Fort heureusement, l’autorité de la Torah elle-même empêche l’homme de la falsifier. Les circonstances inégalées et le contenu de la prophétie de Moché rabbènou, Moïse notre Maître, en même temps que la révélation historiquement unique de la Torah sur le Sinaï, fournissent une base à cette autorité. Une des lois que Moïse y a révélées déclare que rien ne pourra jamais être ajouté ou soustrait de la Torah donnée par D.ieu, mot pour mot, à Moché rabbènou (Deutéronome 13, 1). Même un prophète ne peut revendiquer le droit d’innover en quoi que ce soit par rapport à la Torah. Il ne pourra jamais transmettre un message authentique de D.ieu proposant la modification d’aucun détail contenu dans celle-ci.

 

LE PÈRE DES PROPHÈTES

 

Pour mieux comprendre les limitations auxquelles ont été soumis les autres prophètes, nous devons apprécier la différence entre leurs révélations et celles de Moché rabbènou. Le Rambam commence l’énoncé de ce principe en affirmant que « Moché rabbènou a été le père de tous les prophètes, d’avant et d’après lui ». Que veut-il dire ? Comment Moïse peut-il être le « père » d’Abraham, qui a pourtant vécu des centaines d’années avant lui ?

Moïse est la source de l’autorité pour toute prophétie.

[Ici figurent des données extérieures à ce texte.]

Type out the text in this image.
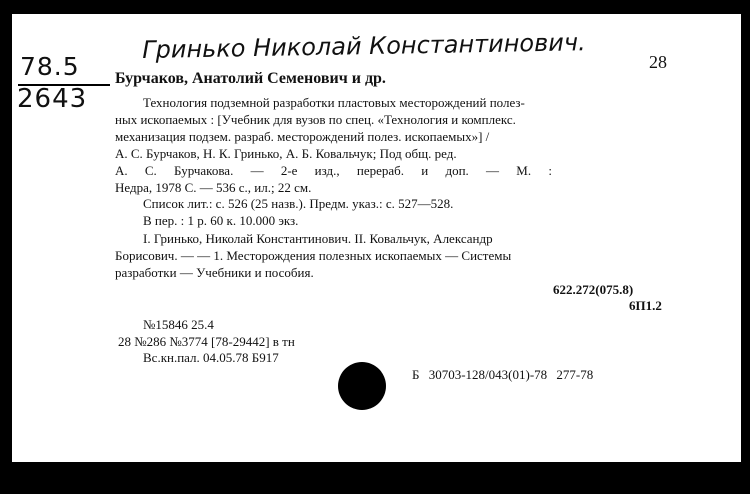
78.5
2643
Гринько Николай Константинович.	28
Бурчаков, Анатолий Семенович и др.
Технология подземной разработки пластовых месторождений полез-
ных ископаемых : [Учебник для вузов по спец. «Технология и комплекс.
механизация подзем. разраб. месторождений полез. ископаемых»] /
А. С. Бурчаков, Н. К. Гринько, А. Б. Ковальчук; Под общ. ред.
А. С. Бурчакова. — 2-е изд., перераб. и доп. — М. :
Недра, 1978 С. — 536 с., ил.; 22 см.
Список лит.: с. 526 (25 назв.). Предм. указ.: с. 527—528.
В пер. : 1 р. 60 к. 10.000 экз.
I. Гринько, Николай Константинович. II. Ковальчук, Александр
Борисович. — — 1. Месторождения полезных ископаемых — Системы
разработки — Учебники и пособия.
622.272(075.8)
6П1.2
№15846 25.4
28 №286 №3774 [78-29442] в тн
Вс.кн.пал. 04.05.78 Б917
Б 30703-128/043(01)-78 277-78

Bien que le Rambam donne des détails sur les diverses différences qui séparent les prophéties de Moché rabbènou de celles des autres prophètes, ces différences ne sont pas l’essentiel du principe. Ce que chaque Juif doit retenir, c’est que Moché rabbènou est « le père de tous les prophètes », ce qui signifie qu’il est la source de l’autorité contenue dans toute prophétie.

 

UNE REVELATION A TOUT UN PEUPLE

 

On ne peut comprendre le Rambam qu’à la lumière du caractère unique de l’expérience du Sinaï, qui différencie la religion juive de toutes les autres. Toutes les religions du monde, à l’exception du judaïsme, ont ceci en commun qu’elles exigent que l’on fasse abandon de toute indépendance d’esprit et que l’on se précipite pour adhérer à leurs croyances. Si l’on raisonne en faisant appel à son esprit critique, on risque d’en venir à les rejeter. Car toutes les religions inventées par les hommes sont dépendantes du témoignage de quelques individus tout au plus. En termes de recherche de la vérité, une telle preuve est loin d’être satisfaisante. La littérature de ces religions décrit fréquemment un saut dans la foi, une façon courtoise de soutenir que l’on ne peut progresser qu’en faisant abstraction de ses facultés critiques et intellectuelles.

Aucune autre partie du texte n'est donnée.